А Ромка нашел параграф, посвященный Пушкину, и через некоторое время, возбужденный, обернулся к сестре.

– Лешк, гляди-ка! Пушкин-то, оказывается, быстрей писал, чем компьютер. Он в своем Болдине из-за холеры застрял и три месяца не мог оттуда выбраться, так как карантин кругом был. И вот за это время, с третьего сентября по тридцатое ноября, он – вот тут написано – создал около пятидесяти произведений самых различных жанров. Нет, Лешка, ты только послушай! И «Маленькие трагедии», помнишь, они еще по телику шли, и повести Белкина… К тому же настрочил тридцать стихотворений и своего «Евгения Онегина» дописал.

Лешка удивления брата не разделила.

– Ты прям Америку открыл. Об этом ведь каждый знает. Я младше тебя, но даже мы вкратце это все проходили.

Ромка поднял палец вверх.

– Вот именно что – проходили. Проходят Пушкина все. И «Болдинскую осень», и все остальное. Но в факты никто не вдумывается, воображение не включают, запоминают – и все. А ты можешь себе представить, как он чисто физически умудрился это все накатать? Всего за каких-то три месяца, даже меньше? В те времена ведь не только компьютеров, машинок пишущих – света не было! Ты помнишь, когда первая лампочка появилась? Кто хотя бы ее изобрел?

– Изобрел? К-кажется, Эдисон.

– Верно. Ну, а когда перестали свечки там всякие жечь, лучины и фонари газовые?
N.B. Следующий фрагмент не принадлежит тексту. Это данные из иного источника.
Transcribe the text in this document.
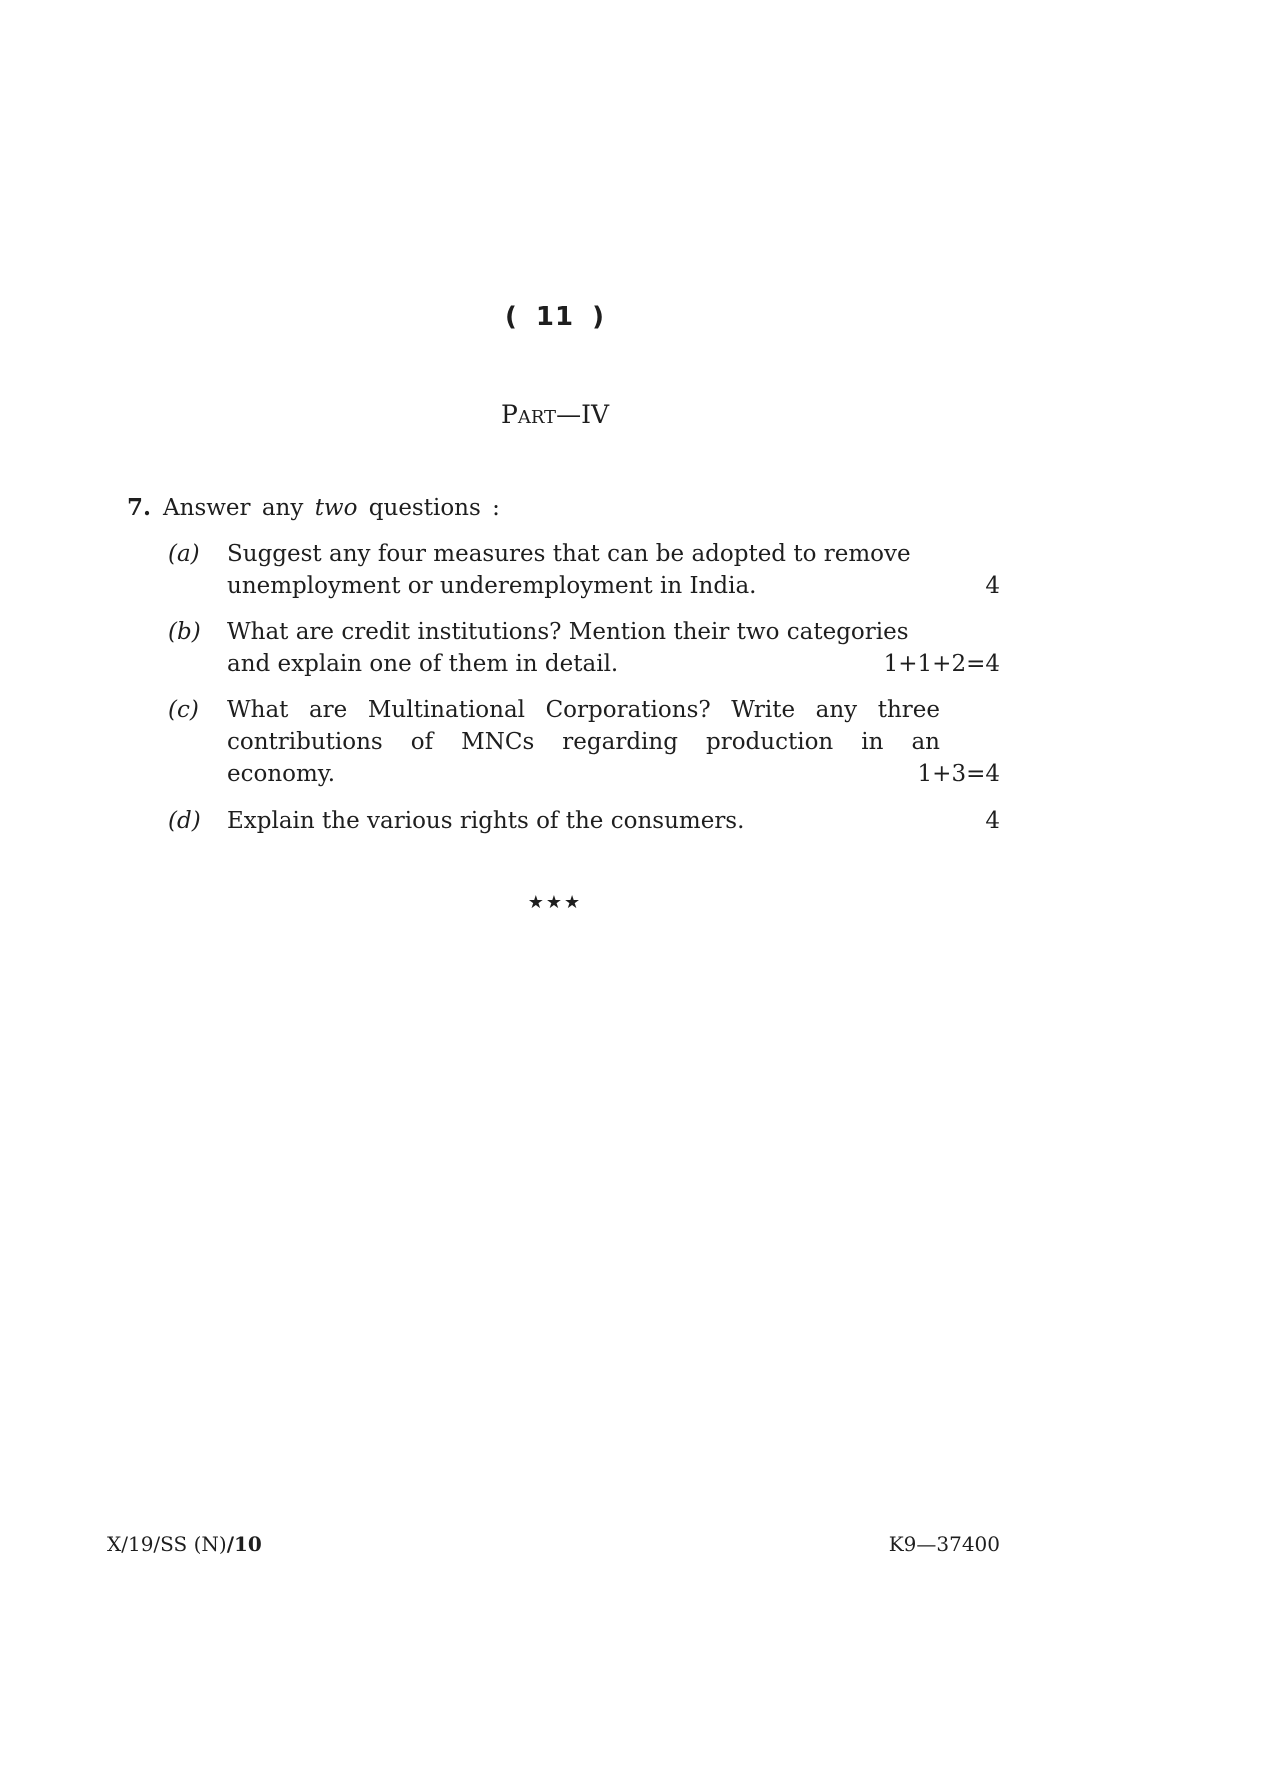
( 11 )
Part—IV
7. Answer any two questions :
(a) Suggest any four measures that can be adopted to remove
unemployment or underemployment in India.	4
(b) What are credit institutions? Mention their two categories
and explain one of them in detail.	1+1+2=4
(c) What are Multinational Corporations? Write any three
contributions of MNCs regarding production in an
economy.	1+3=4
(d) Explain the various rights of the consumers.	4
★★★
X/19/SS (N)/10	K9—37400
– Н-не помню. Но в начале прошлого века свет уже везде был.

– Плохо ты физику учишь. В девятнадцатом веке, в восьмидесятом году появилась первая лампочка. Запомни это. А Пушкин в начале века о ней не мечтал и даже не подозревал, что такое чудо вообще возможно. Просыпался рано утром – а я еще прочитал, что он любил в постели писать, – и, значит, не вставал, а лежал себе на кровати и строчил со страшной скоростью. Да не ручкой, а гусиным пером. А если бы ему компьютер подсунуть?

– Ты забыл, что он гений был? Это во-первых. А во-вторых, – назидательно произнесла Лешка, – получается, дело не в компьютере вовсе. Когда знаешь, о чем писать, чем угодно напишешь.

– Это ты про мой роман, что ли?

– Про что же еще? Компьютер у тебя есть, что ж не пишешь? А то забудешь все, что с нами было весной.

– Не забуду. Я этого никогда не забуду! – патетически воскликнул Ромка. – И как писать его, знаю. Но где взять время? Может быть, если бы меня куда сослали или холера какая свалилась и карантин ввели, то я бы засел и написал такое, что Пушкин бы позавидовал. А то ж приходится заниматься ерундой всякой. К сочинениям готовиться, уроки делать… С Диком твоим гулять, между прочим.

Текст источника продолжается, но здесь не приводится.